Syamsudin Noor International Airport is located in the Landasan Ulin district. Banjarbaru has more than 645 km of roads, of which 539 km are paved with asphalt. The city is connected to Trans-Kalimantan Highway Southern Route, which connects it to other cities such as Banjarmasin and to the neighboring provinces, East Kalimantan and Central Kalimantan. A toll road connecting the city to Batulicin is under construction as of November 2020.

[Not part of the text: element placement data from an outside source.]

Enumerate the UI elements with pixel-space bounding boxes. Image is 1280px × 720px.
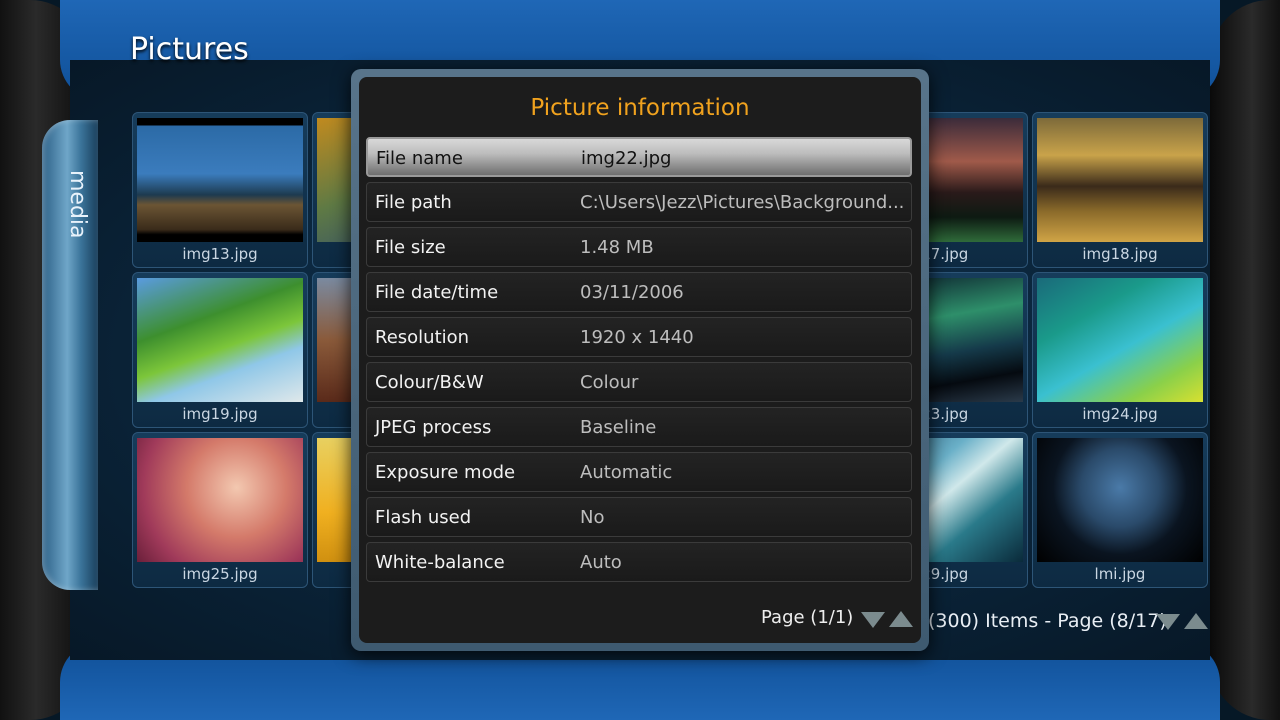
right-bezel [1210,0,1280,720]
media-tab-label: media [65,170,90,239]
info-label: Flash used [375,507,472,528]
info-label: White-balance [375,552,505,573]
thumbnail-image [1037,278,1203,402]
dialog-page-indicator: Page (1/1) [761,607,854,628]
info-value: Automatic [580,462,673,483]
dialog-scroll-up-icon[interactable] [889,611,913,627]
info-value: img22.jpg [581,148,672,169]
info-row-file-size[interactable]: File size 1.48 MB [366,227,912,267]
picture-info-dialog: Picture information File name img22.jpg … [351,69,929,651]
info-label: File path [375,192,452,213]
info-value: Auto [580,552,622,573]
info-value: Baseline [580,417,657,438]
info-value: 03/11/2006 [580,282,684,303]
thumbnail-image [137,278,303,402]
info-value: 1.48 MB [580,237,654,258]
info-label: Exposure mode [375,462,516,483]
thumbnail-caption: lmi.jpg [1094,565,1146,583]
thumbnail-image [137,438,303,562]
info-row-resolution[interactable]: Resolution 1920 x 1440 [366,317,912,357]
info-row-file-date[interactable]: File date/time 03/11/2006 [366,272,912,312]
info-row-file-name[interactable]: File name img22.jpg [366,137,912,177]
page-up-icon[interactable] [1184,613,1208,629]
items-page-status: (300) Items - Page (8/17) [928,610,1167,632]
thumbnail-tile[interactable]: img19.jpg [132,272,308,428]
thumbnail-tile[interactable]: img13.jpg [132,112,308,268]
thumbnail-tile[interactable]: img25.jpg [132,432,308,588]
dialog-title: Picture information [530,95,750,121]
thumbnail-caption: img18.jpg [1082,245,1158,263]
info-label: JPEG process [375,417,492,438]
page-down-icon[interactable] [1156,614,1180,630]
info-row-file-path[interactable]: File path C:\Users\Jezz\Pictures\Backgro… [366,182,912,222]
thumbnail-tile[interactable]: img18.jpg [1032,112,1208,268]
thumbnail-tile[interactable]: img24.jpg [1032,272,1208,428]
thumbnail-image [137,118,303,242]
info-value: 1920 x 1440 [580,327,694,348]
thumbnail-caption: img13.jpg [182,245,258,263]
info-value: No [580,507,605,528]
info-row-jpeg-process[interactable]: JPEG process Baseline [366,407,912,447]
thumbnail-image [1037,438,1203,562]
info-row-colour[interactable]: Colour/B&W Colour [366,362,912,402]
thumbnail-caption: img24.jpg [1082,405,1158,423]
info-label: File size [375,237,446,258]
info-label: Resolution [375,327,470,348]
info-row-white-balance[interactable]: White-balance Auto [366,542,912,582]
info-row-exposure-mode[interactable]: Exposure mode Automatic [366,452,912,492]
info-label: File name [376,148,463,169]
info-label: Colour/B&W [375,372,484,393]
dialog-body: Picture information File name img22.jpg … [359,77,921,643]
info-label: File date/time [375,282,499,303]
thumbnail-caption: img19.jpg [182,405,258,423]
info-value: C:\Users\Jezz\Pictures\Background... [580,192,905,213]
thumbnail-image [1037,118,1203,242]
info-row-flash-used[interactable]: Flash used No [366,497,912,537]
thumbnail-tile[interactable]: lmi.jpg [1032,432,1208,588]
thumbnail-caption: img25.jpg [182,565,258,583]
page-title: Pictures [130,32,249,67]
dialog-scroll-down-icon[interactable] [861,612,885,628]
info-value: Colour [580,372,639,393]
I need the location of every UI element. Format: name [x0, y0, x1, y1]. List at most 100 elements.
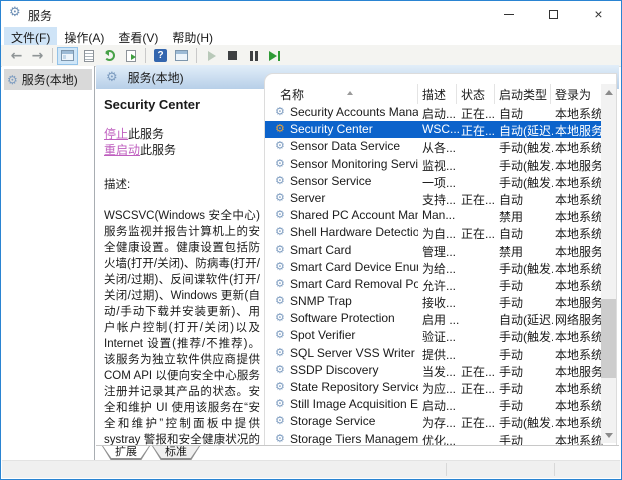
- table-row[interactable]: ⚙ Sensor Monitoring Service 监视... 手动(触发.…: [265, 156, 601, 173]
- menu-help[interactable]: 帮助(H): [165, 27, 220, 45]
- forward-button[interactable]: →: [27, 47, 48, 65]
- cell-logon: 本地系统: [555, 260, 607, 277]
- table-row[interactable]: ⚙ SQL Server VSS Writer 提供... 手动 本地系统: [265, 345, 601, 362]
- table-row[interactable]: ⚙ Security Center WSC... 正在... 自动(延迟... …: [265, 121, 601, 138]
- table-row[interactable]: ⚙ Shared PC Account Mana... Man... 禁用 本地…: [265, 207, 601, 224]
- restart-service-button[interactable]: [264, 47, 285, 65]
- cell-logon: 网络服务: [555, 311, 607, 328]
- show-console-tree-button[interactable]: [57, 47, 78, 65]
- column-header-desc[interactable]: 描述: [422, 86, 446, 103]
- cell-name: Server: [290, 191, 418, 205]
- scroll-down-button[interactable]: [601, 428, 616, 443]
- cell-logon: 本地系统: [555, 174, 607, 191]
- close-icon: ×: [594, 7, 602, 21]
- column-separator[interactable]: [494, 84, 495, 104]
- cell-logon: 本地系统: [555, 397, 607, 414]
- back-icon: ←: [11, 49, 23, 63]
- cell-logon: 本地系统: [555, 414, 607, 431]
- cell-name: State Repository Service: [290, 380, 418, 394]
- cell-startup: 手动(触发...: [499, 174, 553, 191]
- column-separator[interactable]: [417, 84, 418, 104]
- tree-item-services-local[interactable]: ⚙ 服务(本地): [4, 69, 92, 90]
- app-gear-icon: ⚙: [9, 5, 21, 20]
- table-row[interactable]: ⚙ Storage Tiers Managem... 优化... 手动 本地系统: [265, 431, 601, 446]
- start-service-button[interactable]: [201, 47, 222, 65]
- stop-service-suffix: 此服务: [128, 127, 164, 141]
- menu-action[interactable]: 操作(A): [57, 27, 111, 45]
- scrollbar-thumb[interactable]: [601, 299, 616, 378]
- scroll-up-button[interactable]: [601, 84, 616, 99]
- stop-service-link[interactable]: 停止: [104, 127, 128, 141]
- table-row[interactable]: ⚙ Smart Card 管理... 禁用 本地服务: [265, 242, 601, 259]
- table-row[interactable]: ⚙ Sensor Service 一项... 手动(触发... 本地系统: [265, 173, 601, 190]
- cell-startup: 手动: [499, 397, 553, 414]
- cell-startup: 手动: [499, 346, 553, 363]
- table-row[interactable]: ⚙ Security Accounts Manag... 启动... 正在...…: [265, 104, 601, 121]
- tab-standard[interactable]: 标准: [152, 446, 200, 460]
- stop-service-button[interactable]: [222, 47, 243, 65]
- title-bar: ⚙ 服务 ×: [1, 1, 621, 27]
- minimize-icon: [504, 14, 514, 15]
- refresh-button[interactable]: [99, 47, 120, 65]
- services-window: ⚙ 服务 × 文件(F) 操作(A) 查看(V) 帮助(H) ← → ?: [0, 0, 622, 480]
- table-row[interactable]: ⚙ State Repository Service 为应... 正在... 手…: [265, 379, 601, 396]
- properties-button[interactable]: [78, 47, 99, 65]
- column-separator[interactable]: [456, 84, 457, 104]
- restart-icon: [269, 51, 277, 61]
- tab-standard-label: 标准: [153, 446, 199, 458]
- cell-name: Smart Card Removal Poli...: [290, 277, 418, 291]
- services-list-pane: 名称 描述 状态 启动类型 登录为 ⚙ Security Accounts Ma…: [264, 73, 617, 446]
- services-gear-icon: ⚙: [7, 74, 18, 86]
- table-row[interactable]: ⚙ Still Image Acquisition Ev... 启动... 手动…: [265, 396, 601, 413]
- show-window-button[interactable]: [171, 47, 192, 65]
- restart-service-line: 重启动此服务: [104, 142, 260, 158]
- column-header-status[interactable]: 状态: [461, 86, 485, 103]
- restart-service-link[interactable]: 重启动: [104, 143, 140, 157]
- table-row[interactable]: ⚙ Software Protection 启用 ... 自动(延迟... 网络…: [265, 310, 601, 327]
- cell-name: Software Protection: [290, 311, 418, 325]
- cell-startup: 手动: [499, 363, 553, 380]
- cell-name: Storage Service: [290, 414, 418, 428]
- start-icon: [208, 51, 216, 61]
- cell-name: Smart Card Device Enum...: [290, 260, 418, 274]
- cell-name: Security Center: [290, 122, 418, 136]
- table-row[interactable]: ⚙ SNMP Trap 接收... 手动 本地服务: [265, 293, 601, 310]
- help-button[interactable]: ?: [150, 47, 171, 65]
- column-separator[interactable]: [550, 84, 551, 104]
- vertical-scrollbar[interactable]: [601, 84, 616, 443]
- back-button[interactable]: ←: [6, 47, 27, 65]
- table-row[interactable]: ⚙ Smart Card Removal Poli... 允许... 手动 本地…: [265, 276, 601, 293]
- column-header-logon[interactable]: 登录为: [555, 86, 591, 103]
- cell-status: 正在...: [461, 363, 497, 380]
- minimize-button[interactable]: [486, 1, 531, 27]
- pause-service-button[interactable]: [243, 47, 264, 65]
- cell-startup: 禁用: [499, 243, 553, 260]
- column-header-startup[interactable]: 启动类型: [499, 86, 547, 103]
- menu-file[interactable]: 文件(F): [4, 27, 57, 45]
- close-button[interactable]: ×: [576, 1, 621, 27]
- column-header-name[interactable]: 名称: [280, 86, 304, 103]
- table-row[interactable]: ⚙ Shell Hardware Detection 为自... 正在... 自…: [265, 224, 601, 241]
- cell-startup: 手动: [499, 380, 553, 397]
- cell-startup: 自动: [499, 105, 553, 122]
- table-row[interactable]: ⚙ Server 支持... 正在... 自动 本地系统: [265, 190, 601, 207]
- cell-status: 正在...: [461, 414, 497, 431]
- status-bar: [2, 460, 620, 478]
- export-list-button[interactable]: [120, 47, 141, 65]
- table-row[interactable]: ⚙ SSDP Discovery 当发... 正在... 手动 本地服务: [265, 362, 601, 379]
- tab-extended[interactable]: 扩展: [102, 446, 150, 460]
- table-row[interactable]: ⚙ Sensor Data Service 从各... 手动(触发... 本地系…: [265, 138, 601, 155]
- table-row[interactable]: ⚙ Spot Verifier 验证... 手动(触发... 本地系统: [265, 327, 601, 344]
- service-gear-icon: ⚙: [275, 398, 285, 409]
- maximize-button[interactable]: [531, 1, 576, 27]
- cell-desc: 监视...: [422, 157, 459, 174]
- table-row[interactable]: ⚙ Storage Service 为存... 正在... 手动(触发... 本…: [265, 413, 601, 430]
- cell-desc: 为应...: [422, 380, 459, 397]
- service-description: WSCSVC(Windows 安全中心)服务监视并报告计算机上的安全健康设置。健…: [104, 208, 260, 446]
- service-gear-icon: ⚙: [275, 244, 285, 255]
- menu-view[interactable]: 查看(V): [111, 27, 165, 45]
- cell-logon: 本地服务: [555, 157, 607, 174]
- service-gear-icon: ⚙: [275, 158, 285, 169]
- table-row[interactable]: ⚙ Smart Card Device Enum... 为给... 手动(触发.…: [265, 259, 601, 276]
- service-gear-icon: ⚙: [275, 329, 285, 340]
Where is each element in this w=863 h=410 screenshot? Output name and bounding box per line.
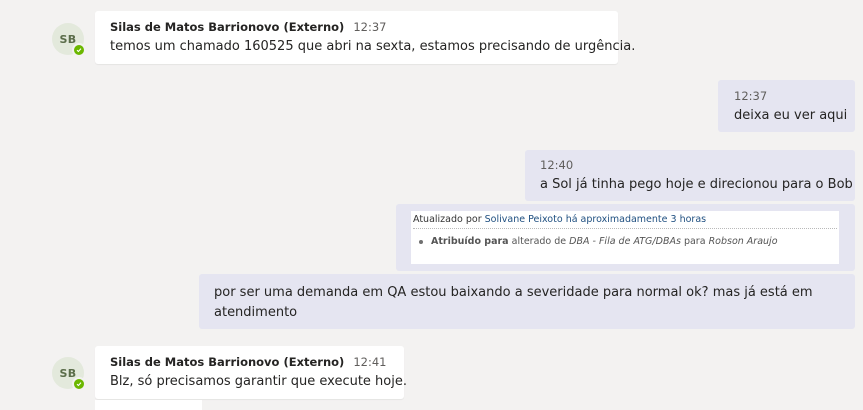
message-bubble-outgoing[interactable]: 12:40 a Sol já tinha pego hoje e direcio… xyxy=(525,150,855,201)
card-change-verb: alterado de xyxy=(511,236,567,247)
message-bubble-partial xyxy=(95,400,202,410)
message-meta: Silas de Matos Barrionovo (Externo) 12:41 xyxy=(110,354,389,370)
message-time: 12:40 xyxy=(540,158,574,172)
message-bubble-outgoing[interactable]: 12:37 deixa eu ver aqui xyxy=(718,80,855,132)
message-meta: Silas de Matos Barrionovo (Externo) 12:37 xyxy=(110,19,603,35)
message-text: Blz, só precisamos garantir que execute … xyxy=(110,374,407,389)
card-change-list: Atribuído para alterado de DBA - Fila de… xyxy=(413,235,837,249)
message-time: 12:37 xyxy=(734,89,768,103)
card-change-to-word: para xyxy=(683,236,706,247)
card-updated-prefix: Atualizado por xyxy=(413,214,482,225)
sender-name[interactable]: Silas de Matos Barrionovo (Externo) xyxy=(110,355,344,369)
message-bubble-incoming[interactable]: Silas de Matos Barrionovo (Externo) 12:41… xyxy=(95,346,407,399)
message-meta: 12:40 xyxy=(540,157,840,173)
message-text-line-2: atendimento xyxy=(214,305,298,320)
card-change-item: Atribuído para alterado de DBA - Fila de… xyxy=(419,235,837,249)
card-updated-user-link[interactable]: Solivane Peixoto xyxy=(485,214,563,225)
message-bubble-incoming[interactable]: Silas de Matos Barrionovo (Externo) 12:37… xyxy=(95,11,636,64)
message-text: a Sol já tinha pego hoje e direcionou pa… xyxy=(540,177,853,192)
message-text: temos um chamado 160525 que abri na sext… xyxy=(110,39,636,54)
card-updated-time-link[interactable]: há aproximadamente 3 horas xyxy=(566,214,706,225)
message-text-line-1: por ser uma demanda em QA estou baixando… xyxy=(214,285,813,300)
card-change-to: Robson Araujo xyxy=(708,236,778,247)
avatar[interactable]: SB xyxy=(52,23,86,57)
avatar[interactable]: SB xyxy=(52,357,86,391)
message-meta: 12:37 xyxy=(734,88,839,104)
message-time: 12:41 xyxy=(353,355,387,369)
message-bubble-outgoing[interactable]: por ser uma demanda em QA estou baixando… xyxy=(199,274,855,329)
sender-name[interactable]: Silas de Matos Barrionovo (Externo) xyxy=(110,20,344,34)
presence-available-icon xyxy=(72,377,86,391)
message-text: deixa eu ver aqui xyxy=(734,108,848,123)
message-time: 12:37 xyxy=(353,20,387,34)
card-header: Atualizado por Solivane Peixoto há aprox… xyxy=(413,213,837,229)
card-change-from: DBA - Fila de ATG/DBAs xyxy=(569,236,681,247)
ticket-update-card[interactable]: Atualizado por Solivane Peixoto há aprox… xyxy=(411,211,839,264)
presence-available-icon xyxy=(72,43,86,57)
card-change-field: Atribuído para xyxy=(431,236,509,247)
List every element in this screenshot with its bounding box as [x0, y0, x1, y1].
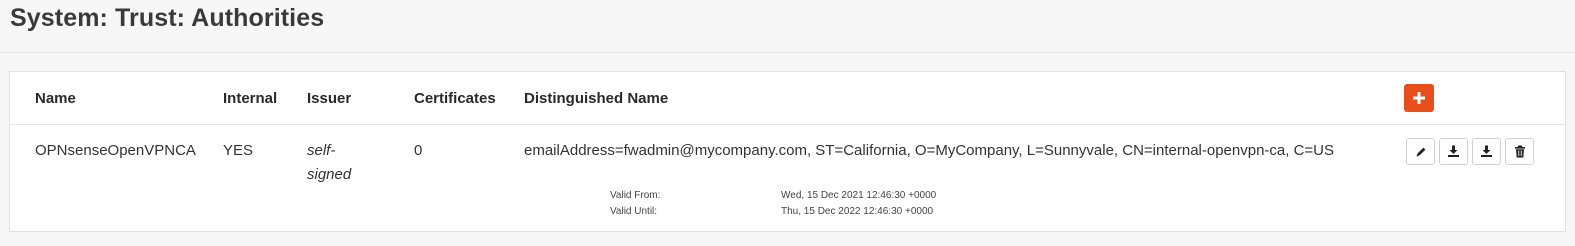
column-header-issuer[interactable]: Issuer — [307, 90, 351, 107]
download-certificate-button[interactable] — [1439, 138, 1468, 165]
authorities-table: Name Internal Issuer Certificates Distin… — [9, 71, 1566, 232]
valid-from-value: Wed, 15 Dec 2021 12:46:30 +0000 — [781, 190, 937, 201]
table-header-row: Name Internal Issuer Certificates Distin… — [10, 72, 1565, 125]
download-key-button[interactable] — [1472, 138, 1501, 165]
column-header-name[interactable]: Name — [35, 90, 76, 107]
trash-icon — [1514, 145, 1525, 158]
valid-from-label: Valid From: — [610, 190, 661, 201]
cell-certificates: 0 — [414, 142, 423, 159]
pencil-icon — [1416, 147, 1425, 156]
cell-distinguished-name: emailAddress=fwadmin@mycompany.com, ST=C… — [524, 142, 1335, 159]
valid-until-value: Thu, 15 Dec 2022 12:46:30 +0000 — [781, 206, 934, 217]
download-icon — [1448, 145, 1459, 157]
cell-name: OPNsenseOpenVPNCA — [35, 142, 196, 159]
valid-until-label: Valid Until: — [610, 206, 658, 217]
table-row: OPNsenseOpenVPNCA YES self-signed 0 emai… — [10, 124, 1565, 232]
cell-issuer: self-signed — [307, 142, 352, 183]
column-header-certificates[interactable]: Certificates — [414, 90, 496, 107]
column-header-distinguished-name[interactable]: Distinguished Name — [524, 90, 668, 107]
page-header: System: Trust: Authorities — [0, 0, 1575, 53]
column-header-internal[interactable]: Internal — [223, 90, 277, 107]
delete-button[interactable] — [1505, 138, 1534, 165]
download-icon — [1481, 145, 1492, 157]
plus-icon — [1413, 92, 1425, 104]
cell-internal: YES — [223, 142, 254, 159]
page-title: System: Trust: Authorities — [10, 4, 325, 32]
edit-button[interactable] — [1406, 138, 1435, 165]
add-authority-button[interactable] — [1404, 84, 1434, 112]
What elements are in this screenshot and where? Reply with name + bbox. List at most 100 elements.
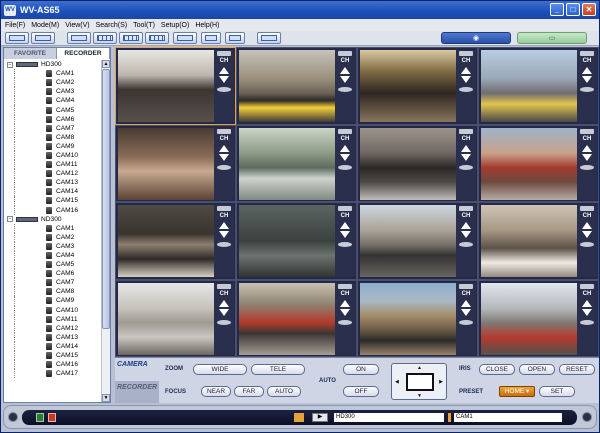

As of 2021, there is a plan for an airport rail link which is expected to start construction in December 2021, which would also be connected to Banjarmasin. At the same time, the government is making plans for a new development area dubbed "Aero City", aimed to spur further development in the region.

== Media ==
According to the Press Council, there are four media companies registered in Banjarbaru, consisting of two cyber media, one printed, and one television. They are KanalKalimantan, Teras7, Radar Banjarmasin, and Amaco Media. However, due to lack of registration & verification, the numbers could be higher according to the Indonesian Cyber Media Union. There are two known radio stations, Nirwana FM Banjarbaru and Abdi Persada FM. Nirwana FM Banjarbaru is licensed by the Ministry of Communication and Information Technology.

The city government, according to Regional Regulation Number 2 Year 2010, established "Local Public Broadcaster" on television and radio, and it is supervised by local government civil servants. This, according to the law, acted as a means for the city government to communicate with city public and has non-commercial nature.